Practice Point: An arbitrator’s determination will not be reversed because the arbitrator made an error of law. Only an irrational determination will be reversed by a court.

 

April 13, 2022
/ Labor Law-Construction Law

THE EIGHT-INCH WIDE BEAM CLAIMANT WAS MOVING ALONG WHEN HE FELL WAS THE FUNCTIONAL EQUIVALENT OF A SCAFFOLD, BRINGING THE ACTION WITHIN THE SCOPE OF LABOR LAW 240(1); THE SAFETY LINE PROVIDED TO CLAIMANT DID NOT PROTECT HIM FROM THE FALL; CLAIMANT WAS ENTITLED TO SUMMARY JUDGMENT (SECOND DEPT).

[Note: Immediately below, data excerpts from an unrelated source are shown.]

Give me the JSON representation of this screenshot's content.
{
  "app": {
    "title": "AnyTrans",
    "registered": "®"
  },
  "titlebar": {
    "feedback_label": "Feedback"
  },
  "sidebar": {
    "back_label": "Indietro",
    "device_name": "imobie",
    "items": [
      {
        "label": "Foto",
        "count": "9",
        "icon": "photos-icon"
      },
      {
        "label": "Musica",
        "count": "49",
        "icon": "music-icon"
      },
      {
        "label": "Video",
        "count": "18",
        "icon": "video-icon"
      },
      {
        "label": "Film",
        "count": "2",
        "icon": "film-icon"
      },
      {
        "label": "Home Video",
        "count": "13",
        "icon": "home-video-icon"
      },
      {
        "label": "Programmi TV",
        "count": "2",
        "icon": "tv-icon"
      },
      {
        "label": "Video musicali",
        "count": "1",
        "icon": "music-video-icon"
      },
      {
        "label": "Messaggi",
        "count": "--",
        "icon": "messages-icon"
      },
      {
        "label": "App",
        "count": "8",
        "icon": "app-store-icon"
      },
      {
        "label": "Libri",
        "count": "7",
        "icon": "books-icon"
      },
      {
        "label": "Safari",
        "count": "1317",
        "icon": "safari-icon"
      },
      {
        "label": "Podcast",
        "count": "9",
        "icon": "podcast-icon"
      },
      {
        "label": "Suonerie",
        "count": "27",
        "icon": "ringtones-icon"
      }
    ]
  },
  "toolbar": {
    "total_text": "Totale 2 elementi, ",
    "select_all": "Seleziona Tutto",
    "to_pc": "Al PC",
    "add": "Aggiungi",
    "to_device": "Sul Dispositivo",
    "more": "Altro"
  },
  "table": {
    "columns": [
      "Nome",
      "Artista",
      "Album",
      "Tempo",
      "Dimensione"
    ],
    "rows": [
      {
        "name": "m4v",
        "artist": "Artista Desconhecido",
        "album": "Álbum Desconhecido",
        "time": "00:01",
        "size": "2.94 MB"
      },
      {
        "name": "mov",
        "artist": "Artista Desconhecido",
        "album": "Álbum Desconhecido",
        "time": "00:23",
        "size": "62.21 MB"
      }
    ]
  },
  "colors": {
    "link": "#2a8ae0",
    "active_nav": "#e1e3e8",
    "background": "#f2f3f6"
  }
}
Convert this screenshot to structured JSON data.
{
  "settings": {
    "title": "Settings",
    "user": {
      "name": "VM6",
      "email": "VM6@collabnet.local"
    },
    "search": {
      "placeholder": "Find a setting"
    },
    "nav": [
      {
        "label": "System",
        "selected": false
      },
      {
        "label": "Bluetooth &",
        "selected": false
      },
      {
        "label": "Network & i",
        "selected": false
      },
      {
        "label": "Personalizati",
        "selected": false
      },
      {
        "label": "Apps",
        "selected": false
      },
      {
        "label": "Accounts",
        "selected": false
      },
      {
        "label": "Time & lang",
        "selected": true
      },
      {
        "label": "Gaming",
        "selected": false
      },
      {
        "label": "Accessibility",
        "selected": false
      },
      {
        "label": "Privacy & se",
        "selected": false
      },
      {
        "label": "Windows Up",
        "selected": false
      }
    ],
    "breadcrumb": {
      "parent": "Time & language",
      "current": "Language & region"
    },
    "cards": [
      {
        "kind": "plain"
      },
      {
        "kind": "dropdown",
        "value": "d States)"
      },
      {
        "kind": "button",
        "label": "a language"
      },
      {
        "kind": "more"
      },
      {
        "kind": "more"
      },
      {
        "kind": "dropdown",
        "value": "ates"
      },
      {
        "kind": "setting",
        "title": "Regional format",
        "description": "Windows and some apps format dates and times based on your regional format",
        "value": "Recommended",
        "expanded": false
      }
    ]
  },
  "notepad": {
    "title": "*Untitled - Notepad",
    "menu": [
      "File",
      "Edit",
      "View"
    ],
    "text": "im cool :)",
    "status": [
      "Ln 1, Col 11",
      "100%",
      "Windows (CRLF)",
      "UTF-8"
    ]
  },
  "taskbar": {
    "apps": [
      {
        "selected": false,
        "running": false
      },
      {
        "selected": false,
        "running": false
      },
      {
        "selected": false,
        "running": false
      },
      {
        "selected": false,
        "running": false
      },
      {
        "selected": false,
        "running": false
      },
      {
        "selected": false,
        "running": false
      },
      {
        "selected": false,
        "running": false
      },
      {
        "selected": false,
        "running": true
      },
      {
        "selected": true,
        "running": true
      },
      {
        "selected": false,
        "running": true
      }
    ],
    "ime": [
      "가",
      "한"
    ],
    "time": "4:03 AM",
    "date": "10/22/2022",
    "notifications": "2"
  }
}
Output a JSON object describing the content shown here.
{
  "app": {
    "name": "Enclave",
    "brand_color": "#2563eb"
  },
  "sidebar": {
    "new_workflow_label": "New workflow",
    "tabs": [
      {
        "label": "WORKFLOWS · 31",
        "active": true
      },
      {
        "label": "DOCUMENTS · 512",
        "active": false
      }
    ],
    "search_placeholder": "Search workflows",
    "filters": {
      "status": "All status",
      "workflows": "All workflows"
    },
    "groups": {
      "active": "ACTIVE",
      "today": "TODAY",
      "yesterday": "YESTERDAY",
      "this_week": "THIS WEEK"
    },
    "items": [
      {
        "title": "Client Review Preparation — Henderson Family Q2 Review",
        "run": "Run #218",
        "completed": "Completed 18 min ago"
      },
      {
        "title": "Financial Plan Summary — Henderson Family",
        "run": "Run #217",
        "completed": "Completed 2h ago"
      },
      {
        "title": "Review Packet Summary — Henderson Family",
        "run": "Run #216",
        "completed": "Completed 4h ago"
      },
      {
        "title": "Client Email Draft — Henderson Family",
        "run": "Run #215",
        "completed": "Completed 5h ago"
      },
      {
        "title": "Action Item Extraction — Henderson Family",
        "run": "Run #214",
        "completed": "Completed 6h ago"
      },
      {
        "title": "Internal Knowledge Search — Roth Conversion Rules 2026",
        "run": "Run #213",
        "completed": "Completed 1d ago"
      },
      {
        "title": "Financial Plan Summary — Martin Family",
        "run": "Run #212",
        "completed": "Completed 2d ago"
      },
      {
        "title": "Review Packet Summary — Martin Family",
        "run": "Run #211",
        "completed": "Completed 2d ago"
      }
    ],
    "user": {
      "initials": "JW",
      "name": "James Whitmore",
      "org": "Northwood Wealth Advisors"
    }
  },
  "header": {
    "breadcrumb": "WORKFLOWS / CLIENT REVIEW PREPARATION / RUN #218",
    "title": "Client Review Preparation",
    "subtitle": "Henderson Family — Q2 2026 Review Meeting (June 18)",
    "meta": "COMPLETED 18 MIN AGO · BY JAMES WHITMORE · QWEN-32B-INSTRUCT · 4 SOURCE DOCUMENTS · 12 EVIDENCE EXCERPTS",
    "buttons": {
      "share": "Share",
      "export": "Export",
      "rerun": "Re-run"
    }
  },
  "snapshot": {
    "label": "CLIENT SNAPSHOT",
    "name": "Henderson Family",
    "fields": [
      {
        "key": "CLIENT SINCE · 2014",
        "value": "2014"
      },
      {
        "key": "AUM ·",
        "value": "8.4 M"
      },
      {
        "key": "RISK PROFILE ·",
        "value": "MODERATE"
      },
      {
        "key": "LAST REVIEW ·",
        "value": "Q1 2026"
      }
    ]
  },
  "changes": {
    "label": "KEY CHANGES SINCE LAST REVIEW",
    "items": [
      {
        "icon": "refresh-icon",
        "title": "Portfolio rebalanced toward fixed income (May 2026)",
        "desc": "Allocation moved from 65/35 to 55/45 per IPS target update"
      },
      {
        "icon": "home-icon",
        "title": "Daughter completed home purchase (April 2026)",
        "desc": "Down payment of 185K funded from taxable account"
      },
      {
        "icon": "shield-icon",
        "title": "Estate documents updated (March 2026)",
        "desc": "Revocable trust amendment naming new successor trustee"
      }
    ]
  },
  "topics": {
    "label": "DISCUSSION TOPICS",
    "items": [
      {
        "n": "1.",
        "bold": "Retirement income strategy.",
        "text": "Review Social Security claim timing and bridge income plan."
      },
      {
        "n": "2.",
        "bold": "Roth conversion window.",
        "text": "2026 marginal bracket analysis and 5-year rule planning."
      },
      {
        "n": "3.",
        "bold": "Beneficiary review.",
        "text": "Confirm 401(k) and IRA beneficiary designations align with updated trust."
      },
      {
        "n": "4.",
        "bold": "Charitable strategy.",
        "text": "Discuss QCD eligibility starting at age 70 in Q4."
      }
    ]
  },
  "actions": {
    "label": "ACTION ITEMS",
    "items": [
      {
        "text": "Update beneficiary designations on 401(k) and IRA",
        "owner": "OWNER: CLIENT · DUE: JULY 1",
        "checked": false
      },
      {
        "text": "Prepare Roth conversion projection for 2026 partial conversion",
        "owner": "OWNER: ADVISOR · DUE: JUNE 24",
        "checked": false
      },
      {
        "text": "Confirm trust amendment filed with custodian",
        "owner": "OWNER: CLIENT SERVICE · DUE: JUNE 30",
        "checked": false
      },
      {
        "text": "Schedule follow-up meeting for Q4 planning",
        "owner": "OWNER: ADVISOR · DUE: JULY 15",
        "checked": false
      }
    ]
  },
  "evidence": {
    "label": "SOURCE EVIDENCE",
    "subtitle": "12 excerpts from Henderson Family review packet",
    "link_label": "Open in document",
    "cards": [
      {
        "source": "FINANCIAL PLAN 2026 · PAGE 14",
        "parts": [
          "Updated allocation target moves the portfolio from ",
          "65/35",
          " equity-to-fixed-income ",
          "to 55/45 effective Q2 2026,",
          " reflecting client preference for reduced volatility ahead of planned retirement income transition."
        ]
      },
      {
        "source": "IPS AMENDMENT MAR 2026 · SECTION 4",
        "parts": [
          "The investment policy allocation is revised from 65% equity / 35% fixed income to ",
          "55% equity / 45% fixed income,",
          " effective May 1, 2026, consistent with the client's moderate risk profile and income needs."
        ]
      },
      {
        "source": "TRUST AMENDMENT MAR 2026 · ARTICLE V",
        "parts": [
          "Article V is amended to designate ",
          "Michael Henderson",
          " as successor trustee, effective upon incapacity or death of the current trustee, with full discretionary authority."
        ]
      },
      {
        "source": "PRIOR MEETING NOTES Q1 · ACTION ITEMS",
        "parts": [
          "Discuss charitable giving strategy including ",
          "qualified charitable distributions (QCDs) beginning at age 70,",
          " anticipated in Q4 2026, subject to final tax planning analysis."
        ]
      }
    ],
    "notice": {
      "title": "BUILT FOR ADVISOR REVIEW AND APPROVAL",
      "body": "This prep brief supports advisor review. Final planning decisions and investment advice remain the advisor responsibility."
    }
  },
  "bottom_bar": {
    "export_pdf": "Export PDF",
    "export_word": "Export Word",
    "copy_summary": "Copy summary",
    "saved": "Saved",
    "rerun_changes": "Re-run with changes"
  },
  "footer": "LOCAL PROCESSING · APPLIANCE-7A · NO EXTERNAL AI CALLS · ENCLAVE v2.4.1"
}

The Second Department, reversing Supreme Court, determined claimant’s motion for summary judgment on the Labor Law 240(1) cause of action should have been granted. Claimant, Lazo, was moving along an eight-inch wide, 17-foot long, beam suspended above a platform when he fell. He was attached to two safety lines which he had to detach and reattach to anchorage points. He fell while in the process of reattaching one of the lines. The second line did not prevent the fall:

Lazo would use a hook at the end of each safety line to secure it to various anchorage points on another horizontal beam located above him. To move across the beam, workers were instructed to unhook the first safety line from the first anchorage point, connect it to a second anchorage point, and then repeat this process with the second safety line. This effectively allowed workers to move along the beam while always having at least one safety line attached to an anchorage point. * * *

Lazo’s deposition testimony established, prima facie, that his accident was within the purview of Labor Law § 240(1), since the beam from which he fell was being used as the functional equivalent of a scaffold … . Lazo’s deposition testimony also established, prima facie, that his second safety line was attached to an anchorage point but was nevertheless insufficient to prevent him from falling … . Lazo v New York State Thruway Auth., 2022 NY Slip Op 02400, Second Dept 4-13-22

Practice Point: Here an eight-inch wide, 17 foot-long beam suspended eight feet above a platform was the functional equivalent of a scaffold. The fall from the beam therefore was within the scope of Labor Law 240(1).